Nuages flottants
Une femme dans la tourmente.
Dans Nuages flottants, Mikio Naruse aborde l’un des grands thèmes de son œuvre : la difficulté d’aimer, dans le contexte très particulier de l’immédiat après-guerre au Japon. La chute de l’empire s’est traduite par un effondrement moral, social et économique. Les valeurs traditionnelles, comme le devoir et loyauté, ont été balayées.
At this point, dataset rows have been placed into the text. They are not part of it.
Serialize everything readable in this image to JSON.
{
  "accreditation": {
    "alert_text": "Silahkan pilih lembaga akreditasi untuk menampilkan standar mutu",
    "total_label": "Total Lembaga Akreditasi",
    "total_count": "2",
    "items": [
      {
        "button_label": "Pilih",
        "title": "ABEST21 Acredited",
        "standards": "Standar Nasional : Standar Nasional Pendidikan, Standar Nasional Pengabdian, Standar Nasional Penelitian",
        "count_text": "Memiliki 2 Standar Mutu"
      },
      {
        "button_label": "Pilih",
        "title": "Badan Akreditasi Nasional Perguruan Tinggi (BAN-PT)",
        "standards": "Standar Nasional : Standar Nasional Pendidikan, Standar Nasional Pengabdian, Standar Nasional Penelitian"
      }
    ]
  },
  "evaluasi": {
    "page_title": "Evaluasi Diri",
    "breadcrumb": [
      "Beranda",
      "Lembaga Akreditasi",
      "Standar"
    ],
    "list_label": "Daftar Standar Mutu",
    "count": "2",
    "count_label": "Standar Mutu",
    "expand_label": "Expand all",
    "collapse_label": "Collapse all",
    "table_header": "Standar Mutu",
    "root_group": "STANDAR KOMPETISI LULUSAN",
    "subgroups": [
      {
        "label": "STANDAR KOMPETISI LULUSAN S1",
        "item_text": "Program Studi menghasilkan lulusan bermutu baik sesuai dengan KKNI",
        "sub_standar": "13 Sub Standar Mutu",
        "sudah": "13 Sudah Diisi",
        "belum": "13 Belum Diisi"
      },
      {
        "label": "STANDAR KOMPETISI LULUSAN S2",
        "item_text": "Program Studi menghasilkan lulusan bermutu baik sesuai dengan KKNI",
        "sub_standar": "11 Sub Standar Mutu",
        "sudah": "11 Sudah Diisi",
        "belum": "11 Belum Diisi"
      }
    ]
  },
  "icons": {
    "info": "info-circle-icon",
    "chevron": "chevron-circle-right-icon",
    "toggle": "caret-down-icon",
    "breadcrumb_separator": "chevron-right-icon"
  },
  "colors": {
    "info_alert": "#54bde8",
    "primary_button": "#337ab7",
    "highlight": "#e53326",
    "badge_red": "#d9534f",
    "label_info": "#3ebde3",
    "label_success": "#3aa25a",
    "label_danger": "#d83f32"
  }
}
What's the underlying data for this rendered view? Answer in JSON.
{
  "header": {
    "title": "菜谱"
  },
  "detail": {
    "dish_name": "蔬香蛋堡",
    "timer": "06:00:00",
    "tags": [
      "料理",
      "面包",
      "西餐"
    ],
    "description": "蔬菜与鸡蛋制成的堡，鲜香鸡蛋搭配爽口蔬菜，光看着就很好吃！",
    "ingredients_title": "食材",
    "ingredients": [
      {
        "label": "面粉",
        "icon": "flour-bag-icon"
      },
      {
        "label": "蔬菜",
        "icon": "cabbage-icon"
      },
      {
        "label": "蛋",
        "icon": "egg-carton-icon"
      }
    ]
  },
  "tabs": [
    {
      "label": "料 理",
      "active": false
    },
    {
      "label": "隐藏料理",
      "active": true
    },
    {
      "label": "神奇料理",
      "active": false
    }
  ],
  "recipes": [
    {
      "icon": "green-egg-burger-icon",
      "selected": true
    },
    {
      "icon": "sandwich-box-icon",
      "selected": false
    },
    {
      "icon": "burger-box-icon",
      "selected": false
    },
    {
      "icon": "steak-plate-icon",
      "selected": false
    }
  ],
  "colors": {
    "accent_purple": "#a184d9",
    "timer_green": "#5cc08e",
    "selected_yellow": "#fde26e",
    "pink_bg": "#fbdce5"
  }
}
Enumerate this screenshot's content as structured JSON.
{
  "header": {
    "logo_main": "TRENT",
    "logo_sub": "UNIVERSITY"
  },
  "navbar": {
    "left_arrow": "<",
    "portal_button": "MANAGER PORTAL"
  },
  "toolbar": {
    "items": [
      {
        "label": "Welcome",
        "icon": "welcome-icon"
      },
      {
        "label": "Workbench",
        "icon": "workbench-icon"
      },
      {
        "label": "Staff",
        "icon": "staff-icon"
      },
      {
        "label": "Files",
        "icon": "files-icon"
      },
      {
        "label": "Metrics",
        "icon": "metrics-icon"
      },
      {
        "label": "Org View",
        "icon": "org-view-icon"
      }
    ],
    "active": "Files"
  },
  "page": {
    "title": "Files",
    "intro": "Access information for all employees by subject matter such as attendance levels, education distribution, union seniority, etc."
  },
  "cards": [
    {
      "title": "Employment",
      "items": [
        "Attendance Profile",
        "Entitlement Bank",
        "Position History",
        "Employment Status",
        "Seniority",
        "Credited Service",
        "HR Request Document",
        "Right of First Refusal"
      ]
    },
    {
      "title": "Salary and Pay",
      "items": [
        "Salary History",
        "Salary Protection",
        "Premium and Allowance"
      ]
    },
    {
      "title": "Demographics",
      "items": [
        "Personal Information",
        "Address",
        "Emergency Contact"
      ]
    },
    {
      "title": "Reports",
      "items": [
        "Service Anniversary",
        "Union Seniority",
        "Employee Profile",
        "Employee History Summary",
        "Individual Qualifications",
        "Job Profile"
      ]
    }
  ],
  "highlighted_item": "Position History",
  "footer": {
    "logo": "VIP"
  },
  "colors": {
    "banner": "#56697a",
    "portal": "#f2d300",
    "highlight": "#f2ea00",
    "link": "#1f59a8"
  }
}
Yukiko regagne Tokyo, avec la volonté de renouer avec Tomioka. En Indochine occupée par les Japonais, ils ont vécu une passion à l’abri des dévastations de la guerre, mais aussi loin de la femme de Tomioka restée sur l’Archipel. Malgré leurs retrouvailles, la flamme s’est éteinte du côté du mari volage. Il doit s’occuper de sa femme malade et faire vivre sa famille dans le Japon ravagé par la guerre. Yukiko se trouve dans une situation encore plus précaire et va tout faire pour survivre et reconquérir son bien aimé.
Mikio Naruse fait le portrait d’une femme blessée et trompée, mais avant tout passionnée, interprétée par Hideko Takamine, son actrice fétiche. Yukiko est attirée par Tomioka, malgré son égoïsme et sa veulerie, comme si elle prenait pitié de sa faiblesse - et elle n’est pas la seule.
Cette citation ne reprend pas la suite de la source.